En réponse à la question de M. Philippe Marini, rapporteur général, sur la déconsolidation d'actifs risqués, il a souligné que l'affaire Parmalat avait peu touché les banques et les acteurs financiers français, à la différence de certains producteurs de lait qui pâtissent du défaut de leur client, et que le dispositif de fraude organisée mis en place par les dirigeants de l'entreprise italienne ne remettait pas tant en cause le contenu des règles que les comportements des commissaires aux comptes qui n'avaient pas décelé les « faux grossiers » auxquels cette entreprise avait eu recours. Il a cependant précisé que les présidents des autorités nationales de contrôle avaient constitué un groupe technique, afin, notamment, de mieux identifier les critères de définition des zones offshore (octroi d'avantages fiscaux, montages juridiques, pratique du secret, agissements condamnables). Il s'est félicité d'une coopération accrue depuis quelques années avec certaines de ces entités non réglementées qui affichaient plusclairement leurs règles, bien que l'ampleur du phénomène du recours aux centres offshore se fût néanmoins accrue.

M. Jean Arthuis, président, s'est demandé s'il ne convenait pas d'écarter du marché les groupes dont l'essentiel de l'activité reposait sur des participations dans des paradis fiscaux, en relevant que cette question engageait la crédibilité des autorités de contrôle et constituait, à ce titre, un problème crucial.

M. Michel Prada a relevé qu'une première étape dans l'encadrement des activités des zones offshore avait été franchie par la publication en 1999 d'une liste des paradis fiscaux.

En réponse à la question de M. Philippe Marini, rapporteur général, concernant la future directive sur les droits des sociétés et notamment des sociétés d'audit, il a observé que la réglementation française s'avérait plus complète que celle de ses partenaires anglo-saxons.

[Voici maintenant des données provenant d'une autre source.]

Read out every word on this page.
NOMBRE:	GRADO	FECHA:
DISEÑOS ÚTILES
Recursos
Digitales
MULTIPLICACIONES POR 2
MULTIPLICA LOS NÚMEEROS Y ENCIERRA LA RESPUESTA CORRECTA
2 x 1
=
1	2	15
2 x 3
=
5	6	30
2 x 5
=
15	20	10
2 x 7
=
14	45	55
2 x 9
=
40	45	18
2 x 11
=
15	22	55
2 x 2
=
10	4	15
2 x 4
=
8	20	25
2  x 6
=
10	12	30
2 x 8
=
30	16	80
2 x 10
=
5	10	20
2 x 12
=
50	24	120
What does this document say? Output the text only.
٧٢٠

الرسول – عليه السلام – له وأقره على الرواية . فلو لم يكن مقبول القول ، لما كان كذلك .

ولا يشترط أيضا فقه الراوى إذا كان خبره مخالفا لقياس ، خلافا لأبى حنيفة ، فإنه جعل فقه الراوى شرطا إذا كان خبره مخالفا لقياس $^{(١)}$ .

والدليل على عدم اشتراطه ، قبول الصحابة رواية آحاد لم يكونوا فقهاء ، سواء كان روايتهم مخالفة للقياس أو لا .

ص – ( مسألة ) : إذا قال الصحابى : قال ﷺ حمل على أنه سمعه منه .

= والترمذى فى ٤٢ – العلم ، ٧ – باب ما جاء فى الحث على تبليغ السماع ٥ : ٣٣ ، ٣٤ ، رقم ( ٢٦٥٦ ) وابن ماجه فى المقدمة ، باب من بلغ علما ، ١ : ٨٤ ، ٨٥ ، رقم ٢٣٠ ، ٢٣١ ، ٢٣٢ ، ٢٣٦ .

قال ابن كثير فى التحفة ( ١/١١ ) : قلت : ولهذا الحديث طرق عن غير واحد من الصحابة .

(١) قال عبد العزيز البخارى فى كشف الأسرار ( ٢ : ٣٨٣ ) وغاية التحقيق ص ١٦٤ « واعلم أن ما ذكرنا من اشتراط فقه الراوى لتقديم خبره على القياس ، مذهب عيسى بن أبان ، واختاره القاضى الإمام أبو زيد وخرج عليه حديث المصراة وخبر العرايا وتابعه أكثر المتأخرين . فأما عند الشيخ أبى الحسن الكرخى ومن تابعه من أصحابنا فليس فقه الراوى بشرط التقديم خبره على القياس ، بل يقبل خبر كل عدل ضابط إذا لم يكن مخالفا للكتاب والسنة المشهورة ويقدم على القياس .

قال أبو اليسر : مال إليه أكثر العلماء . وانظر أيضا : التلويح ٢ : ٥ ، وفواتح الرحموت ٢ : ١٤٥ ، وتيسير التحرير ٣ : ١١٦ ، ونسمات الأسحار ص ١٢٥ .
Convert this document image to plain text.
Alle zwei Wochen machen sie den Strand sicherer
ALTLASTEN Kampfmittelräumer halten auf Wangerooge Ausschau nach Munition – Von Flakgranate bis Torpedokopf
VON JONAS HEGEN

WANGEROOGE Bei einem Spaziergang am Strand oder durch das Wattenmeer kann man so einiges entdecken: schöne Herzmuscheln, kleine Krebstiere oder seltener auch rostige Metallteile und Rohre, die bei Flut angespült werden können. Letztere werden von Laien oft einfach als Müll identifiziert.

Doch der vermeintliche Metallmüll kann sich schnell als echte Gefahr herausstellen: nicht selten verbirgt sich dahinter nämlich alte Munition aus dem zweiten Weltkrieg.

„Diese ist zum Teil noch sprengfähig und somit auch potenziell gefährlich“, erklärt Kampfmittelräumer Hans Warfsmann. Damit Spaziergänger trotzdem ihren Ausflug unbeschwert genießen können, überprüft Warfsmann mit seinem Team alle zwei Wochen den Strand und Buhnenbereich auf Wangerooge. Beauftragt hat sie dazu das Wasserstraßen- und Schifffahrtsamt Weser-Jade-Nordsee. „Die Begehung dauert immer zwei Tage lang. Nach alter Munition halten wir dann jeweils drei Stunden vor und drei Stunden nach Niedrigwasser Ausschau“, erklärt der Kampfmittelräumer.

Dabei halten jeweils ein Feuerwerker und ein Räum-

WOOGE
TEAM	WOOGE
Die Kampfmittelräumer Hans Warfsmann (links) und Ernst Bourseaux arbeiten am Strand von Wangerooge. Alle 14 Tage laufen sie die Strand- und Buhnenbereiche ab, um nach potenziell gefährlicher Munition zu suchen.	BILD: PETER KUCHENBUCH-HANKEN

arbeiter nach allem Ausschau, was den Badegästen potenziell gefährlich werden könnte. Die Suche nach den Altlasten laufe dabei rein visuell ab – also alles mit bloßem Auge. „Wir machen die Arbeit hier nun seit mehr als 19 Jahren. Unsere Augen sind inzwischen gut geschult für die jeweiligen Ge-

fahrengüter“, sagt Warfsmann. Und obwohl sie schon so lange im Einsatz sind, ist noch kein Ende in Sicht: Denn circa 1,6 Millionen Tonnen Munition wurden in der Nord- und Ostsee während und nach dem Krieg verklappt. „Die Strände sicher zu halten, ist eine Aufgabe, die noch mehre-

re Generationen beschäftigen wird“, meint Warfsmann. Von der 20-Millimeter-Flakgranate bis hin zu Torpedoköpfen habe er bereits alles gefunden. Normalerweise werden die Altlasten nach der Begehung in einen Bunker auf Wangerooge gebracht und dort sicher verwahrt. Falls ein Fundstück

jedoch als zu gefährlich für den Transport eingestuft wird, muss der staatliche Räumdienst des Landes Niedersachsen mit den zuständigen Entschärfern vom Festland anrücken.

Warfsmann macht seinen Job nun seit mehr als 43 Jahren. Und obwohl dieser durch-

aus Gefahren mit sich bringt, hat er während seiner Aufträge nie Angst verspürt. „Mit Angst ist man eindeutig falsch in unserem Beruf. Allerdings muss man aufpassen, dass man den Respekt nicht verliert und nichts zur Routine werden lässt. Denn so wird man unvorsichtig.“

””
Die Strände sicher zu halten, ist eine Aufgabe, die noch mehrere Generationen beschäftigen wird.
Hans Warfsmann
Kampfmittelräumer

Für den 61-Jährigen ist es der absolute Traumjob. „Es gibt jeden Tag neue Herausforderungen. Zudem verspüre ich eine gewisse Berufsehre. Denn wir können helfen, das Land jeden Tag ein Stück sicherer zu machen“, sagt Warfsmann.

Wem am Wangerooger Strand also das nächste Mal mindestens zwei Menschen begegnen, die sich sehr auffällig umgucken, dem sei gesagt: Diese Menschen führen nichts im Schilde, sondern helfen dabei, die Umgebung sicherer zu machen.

M. Paul Loridant a souligné le rôle central de l'AMF, et donc de son président, pour la crédibilité et la sauvegarde des mécanismes de marché au niveau international.

Il a plaidé pour un durcissement des règles de contrôle à l'échelle nationale, en estimant que les principaux acteurs financiers internationaux ne pouvaient pas ignorer l'imminence de l'affaire Parmalat.

M. François Marc s'est félicité de la célérité dans la mise en place de l'AMF et de la détermination de ses dirigeants, tout en exprimant le souhait que soit prise une nouvelle initiative politique concernant les zones offshore.

Après avoir rappelé la diminution de la durée de détention d'une action aux Etats-Unis, et vraisemblablement en France, il a déploré que les choix des actionnaires se fondent sur les prévisions des analystes financiers davantage que sur la situation des entreprises, et obéissent, ainsi, à une logique de maximisation des profits à court terme et non d'investissement durable. Il a ainsi souhaité savoir comment étaient pris en compte ces comportements par l'AMF.

En outre, il a demandé quel type de contrôle pouvait exercer l'AMF quant à la qualification des fonds éthiques et des investissements dits « socialement responsables ».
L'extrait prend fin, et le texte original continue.